Part of the decision to go with a hierarchical topic-based taxonomy as the primary structure for this was to meet the way that Raindrop, the web page bookmarking tool I use, works. It has folders (known as "collections") which support nesting and tags. While always a powerful combination, without a clear way of using them, it can be difficult to know what should be a collection and what should be a tag, especially as Raindrop attempts to identify certain content types using what they call "Filters" (videos, articles, etc.) which doesn't seem to quite work as well as you'd hope.

Tags don't nest in Raindrop, so all the dimensions are muddled up into one big list. In spite of that, keeping a small-ish number of tags makes it relatively easy to keep track of what I should use and is a more reliable way of describing characteristics than the default filters. With bookmarks filed away in collections and tagged appropriately, I can easily find things with either entry point.

On MacOS, I was thinking I'd just use the topic taxonomy for my "Resources" folder structure, and that would be it. What I'd forgotten is that you can also create your own tags in MacOS now, and not just use the default colour tags in Finder. Since primary formats are well-covered by OS file metadata, the secondary formats and purposes are the only ones I need to use at the OS level. So far I've only needed to use secondary formats, and I can now get a lovely list of all my books, regardless of what format they are, as well as have them all organised by topic. I've discovered all kinds of things I'd forgotten I'd had that could be invaluable next time I need help on a particular subject.

An information workflow

While looking at the formats, I also tried to map out a rough workflow for information I use. Mapping different tools to each part of the workflow, I quickly realised that my browser (Safari) could technically do it all. Did I really need any other apps to support it? Keeping everything in the browser would certainly help avoid switching contexts. Spoiler alert: the read later and bookmarking tools just didn't really cut it for various reasons. But it was a good reminder to try to keep things within easy reach wherever possible.

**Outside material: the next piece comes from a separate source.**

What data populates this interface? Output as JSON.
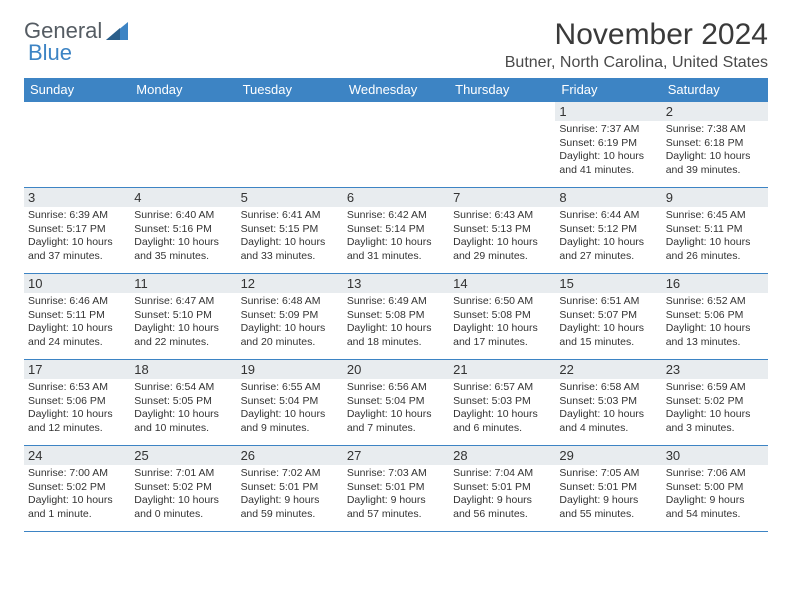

Personal taxonomy workflow

Finishing touches

Lastly, it was time to come back to the subject terms. Having made initial groups, I then duplicated each one at a time and spent time crafting them further and tidying them up; looking for duplicates, deciding what levels were needed, considering whether I could just remove items that I was unlikely to ever need.

Eventually, I worked through all the groups and wrote them up back in the original spreadsheet for reference; the subjects, primary formats, secondary formats, layers and purposes.

In practice, I ended up making a few further rules for myself:

  • Start with just the top level items; only add subcategories when you have something to put in them
  • Be open to further dividing categories if a theme emerges that needs more specificity
  • Each context is going to be slightly different; use the unified taxonomy as a guide, but don't bother documenting terms that are only going to be needed in one context e.g. email folders
  • Keep the spreadsheet as a reference, and update it if you think a change of approach is needed across the different tools

All of that was the easy part compared to the looming task of cleaning up all my files, folders, links and tags to conform to all this. As I check over and review this blog I've done most of my web bookmarks in Raindrop and my YouTube saves, as well as some of my Mac's file system. Time will tell how well the overall structure works, and whether I've left enough flexibility to adapt well to whatever information comes my way over the coming months and years.